The information required on the remainder of this cover page shall not be deemed to be "filed" for the purpose of Section 18 of the Securities Exchange Act of 1934 ("Act") or otherwise subject to the liabilities of that section of the Act but shall be subject to all other provisions of the Act (however, see the Notes).

SCHEDULE 13D

Item 1. Security and Issuer

The Schedule 13D filed with the Securities and Exchange Commission on May 13, 2010, and amended by the Amendment No. 1 to the Schedule 13D filed on May 24, 2010, Amendment No. 2 to the Schedule 13D filed on July 7, 2010, Amendment No. 3 to the Schedule 13D filed on August 10, 2010, Amendment No. 4 to the Schedule 13D filed on September 14, 2010, Amendment No. 5 to the Schedule 13D filed on December 1, 2010 and Amendment No. 6 to the Schedule 13D filed on February 2, 2011 by the Reporting Persons (together, the “Schedule 13D”) with respect to the shares of Common Stock, par value $0.01 (the “Shares”) issued by The Hain Celestial Group, Inc. (the “Issuer”) is hereby amended to furnish the additional information set forth herein. All capitalized terms contained herein but not otherwise defined shall have the meanings ascribed to such terms in the Schedule 13D.

Item 4. Purpose of Transaction

Item 4 of the Schedule D is hereby amended to add the following:

On September 3, 2013, the Reporting Persons informed the Issuer that the Reporting Persons are selling 3,650,000 Shares to Jefferies LLC, as the underwriter in a registered public offering of such shares. A copy of the Issuer’s press release announcing the sale of Shares by the Reporting Persons is filed herewith as an exhibit.
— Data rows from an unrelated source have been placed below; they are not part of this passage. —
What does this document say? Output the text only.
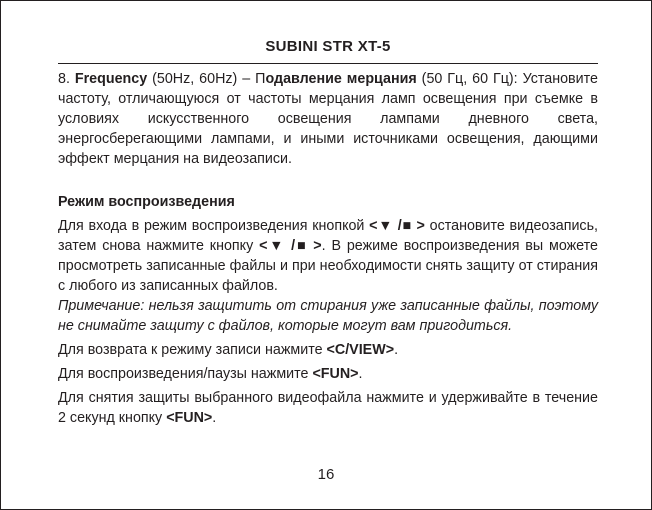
SUBINI STR XT-5

8. Frequency (50Hz, 60Hz) – Подавление мерцания (50 Гц, 60 Гц): Установите частоту, отличающуюся от частоты мерцания ламп освещения при съемке в условиях искусственного освещения лампами дневного света, энергосберегающими лампами, и иными источниками освещения, дающими эффект мерцания на видеозаписи.

Режим воспроизведения

Для входа в режим воспроизведения кнопкой <▼ /■ > остановите видеозапись, затем снова нажмите кнопку <▼ /■ >. В режиме воспроизведения вы можете просмотреть записанные файлы и при необходимости снять защиту от стирания с любого из записанных файлов.

Примечание: нельзя защитить от стирания уже записанные файлы, поэтому не снимайте защиту с файлов, которые могут вам пригодиться.

Для возврата к режиму записи нажмите <C/VIEW>.

Для воспроизведения/паузы нажмите <FUN>.

Для снятия защиты выбранного видеофайла нажмите и удерживайте в течение 2 секунд кнопку <FUN>.

16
Item 7. Material to be Filed as Exhibits

1 Issuer Press Release

SIGNATURE

After reasonable inquiry and to the best of each of the undersigned knowledge and belief, each of the undersigned certifies that the information set forth in this statement is true, complete and correct.

Dated: September 3, 2013

ICAHN PARTNERS MASTER FUND LP

ICAHN PARTNERS MASTER FUND II LP

ICAHN PARTNERS MASTER FUND III LP

ICAHN OFFSHORE LP

ICAHN PARTNERS LP

ICAHN ONSHORE LP

BECKTON CORP.

HOPPER INVESTMENTS LLC

BARBERRY CORP.

HIGH RIVER LIMITED PARTNERSHIP

By: Hopper Investments LLC, general partner

By: Barberry Corp.

By: /s/ Edward E. Mattner

Name: Edward E. Mattner

Title: Authorized Signatory

ICAHN CAPITAL LP

By: IPH GP LLC, its general partner

By: Icahn Enterprises Holdings L.P., its sole member

By: Icahn Enterprises G.P. Inc., its general partner

IPH GP LLC

By: Icahn Enterprises Holdings L.P., its sole member

By: Icahn Enterprises G.P. Inc., its general partner

ICAHN ENTERPRISES HOLDINGS L.P.

By: Icahn Enterprises G.P. Inc., its general partner

ICAHN ENTERPRISES G.P. INC.

By: /s/ SungHwan Cho

Name: SungHwan Cho

Title: Chief Financial Officer

/s/ Carl C. Icahn

CARL C. ICAHN

[Signature Page of Schedule 13D Amendment No. 7 – The Hain Celestial Group, Inc.]